In May 2022, the International Maritime Organization (IMO) announced fresh amendments to the existing FAL Convention. Port authorities, governments, and other regulatory bodies associated with the Maritime trade are deemed to compulsorily follow these rules before 01 January 2024. The mandate suggests and emphasises aspects such as mandatory digitisation, implementation of a Single Window System in every Port, and inculcation of the lessons learnt from the COVID-19 pandemic. Here is a detailed emphasis on the key objectives that IMO is keen on achieving through this mandate.
Emphasis on sustainability
Maritime trade accounts for 4 percent of carbon emissions in the world. In the coming few years, the percentage of emissions is said to touch at least 20 percent. Therefore, IMO believes it is essential to reduce carbon emissions and ensure a sustainable business ecosystem developed around the Maritime trade. Therefore, the amendments carried out by the FAL convention suggest the strict implementation of a Maritime Single Window. Public authorities are deemed to establish, maintain, and use Single Window Systems for the electronic exchange of information required prior to the arrival, stay, and departure of ships in Ports. This will not only improve the efficiency of the Port operations but will also make way for paperless trade and lower fuel consumption by the ships.
Standardising data submission
According to a recent study, nearly 85 per cent of vessel operators across the globe are facing challenges on a lack of standardised data submission to Ports, Maritime authorities, Customs, and other Government agencies. With differing vessel data and clearance processes at each Port; manual & duplicate data entry still impedes information quality and operational efficiency for Shipping Lines. A Single Window System, as mandated by IMO, will allow Shipping Line Operators/vessel agents to submit all vessel-related data prior to arrival-stay-departure to the Port and Maritime/Regulatory Authorities in a harmonised way through standard information templates. Moreover, it also ensures that the information submitted is only once and repurposed to the greatest extent possible.
Thwarting illicit trade and Maritime corruption
Customs authorities worldwide often find it challenging to deal with the parallel mandate of Illicit trading as it causes loss of revenue and cargo. In turn, this parallel mandate also leads to operational inefficiencies with a legitimate supply chain. IMO’s FAL Convention addresses this challenge with digitization or a mandatory Single Window System. Technology sets governance of frameworks to counter illicit trade and risk deterrence. A Single Window platform proactively identifies emerging threats with pre-arrival shipment information. It connects all inter-agencies like Customs, Immigration, Port Health, and other border security forces to share information on the arrival-stay-departure of vessels and their cargo so that information discrepancy is null. Moreover, it even prevents the users from tampering with any data/document submitted, thereby preventing malpractices in the trade.
Improvising productivity of berth operations
An ideal Maritime supply chain makes seamless collaboration between Ports, shipping lines, and regulatory authorities to achieve sustainability and optimization of operations. But in reality, this is a gap which all Ports are facing. Vessels keep waiting at the anchorage area on an average of 12-48 hours in order to berth while the berths remain idle because of the non-arrival of scheduled vessels. A Single Window platform allows Ports to improve berth productivity by enabling complete visibility of vessel arrival-stay-departure on a real-time basis with the help of ETA and ATA of the vessel.

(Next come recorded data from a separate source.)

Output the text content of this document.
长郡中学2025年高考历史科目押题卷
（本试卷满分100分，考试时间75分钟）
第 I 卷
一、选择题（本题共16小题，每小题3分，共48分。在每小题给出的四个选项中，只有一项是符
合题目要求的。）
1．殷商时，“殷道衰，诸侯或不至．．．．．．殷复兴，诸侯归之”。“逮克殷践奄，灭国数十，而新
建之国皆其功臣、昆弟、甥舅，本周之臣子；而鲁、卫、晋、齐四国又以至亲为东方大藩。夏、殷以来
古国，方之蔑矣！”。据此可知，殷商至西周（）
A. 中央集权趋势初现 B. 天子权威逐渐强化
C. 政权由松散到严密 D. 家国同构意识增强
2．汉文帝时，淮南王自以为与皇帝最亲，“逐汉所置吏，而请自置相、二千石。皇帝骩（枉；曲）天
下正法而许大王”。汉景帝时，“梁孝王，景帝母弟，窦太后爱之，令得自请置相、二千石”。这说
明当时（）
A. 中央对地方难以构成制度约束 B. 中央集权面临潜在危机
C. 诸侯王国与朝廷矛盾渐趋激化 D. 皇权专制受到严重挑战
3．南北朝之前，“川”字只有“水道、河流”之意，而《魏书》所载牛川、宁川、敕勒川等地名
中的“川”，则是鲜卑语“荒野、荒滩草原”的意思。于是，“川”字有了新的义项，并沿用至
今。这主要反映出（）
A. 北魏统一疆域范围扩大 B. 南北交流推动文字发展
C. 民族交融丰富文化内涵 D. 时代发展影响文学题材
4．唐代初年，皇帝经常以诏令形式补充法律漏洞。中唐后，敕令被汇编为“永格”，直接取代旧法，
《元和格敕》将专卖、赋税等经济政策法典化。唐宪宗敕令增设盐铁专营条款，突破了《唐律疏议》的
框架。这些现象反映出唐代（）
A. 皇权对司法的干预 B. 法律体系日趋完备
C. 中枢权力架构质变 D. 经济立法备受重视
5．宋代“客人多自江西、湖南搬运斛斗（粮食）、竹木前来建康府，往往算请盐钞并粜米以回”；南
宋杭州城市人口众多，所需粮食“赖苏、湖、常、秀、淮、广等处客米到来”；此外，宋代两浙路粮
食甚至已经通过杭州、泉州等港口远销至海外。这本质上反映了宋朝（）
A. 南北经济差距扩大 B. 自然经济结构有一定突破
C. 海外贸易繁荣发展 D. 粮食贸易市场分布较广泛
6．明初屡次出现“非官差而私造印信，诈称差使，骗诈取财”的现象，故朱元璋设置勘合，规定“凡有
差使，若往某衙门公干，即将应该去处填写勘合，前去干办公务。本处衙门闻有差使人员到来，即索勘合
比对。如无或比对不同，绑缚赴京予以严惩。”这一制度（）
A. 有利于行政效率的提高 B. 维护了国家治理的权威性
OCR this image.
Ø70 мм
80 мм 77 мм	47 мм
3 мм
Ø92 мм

Based on berth availability, vessels can optimize their speed on all sailing legs and reduce fuel consumption and emissions. Along with improved berth productivity, the Port can promote other benefits, especially in terms of idle time minimisation, which corresponds not only to savings in fuel consumption and bunker cost but also to environmental benefits, in terms of reduced emissions.
Handling another unprecedented situation
The COVID-19 pandemic outbreak is a significant challenge that the entire world never faced in a century. However, it seems the world has learnt very little from the previous disasters. Now, the IMO’s amendment to FAL Convention commands contracting governments and public authorities in every nation to allow ships and Ports to remain fully functional during such situations. Also, it mandates the entire Maritime ecosystem to keep an emergency global supply chain on to ensure all essentials reach the deprived countries on time. Apart from that, public authorities too are asked to designate Port workers and shipping crew as frontline workers during such emergencies.
Will the stakeholders adhere?
The FAL mandate announced before the pandemic saw little participation among the stakeholders. It is believed that only 30 per cent of the Ports worldwide have adhered to the mandate so far. While IMO’s objectives to achieve 360-degree digitisation are well lauded, few stakeholders are considering it seriously. The reason for non-adherence is often driven by heavy financial investment. Hence, the regulator needs to facilitate a cost-effective solution which becomes acceptable to all stakeholders.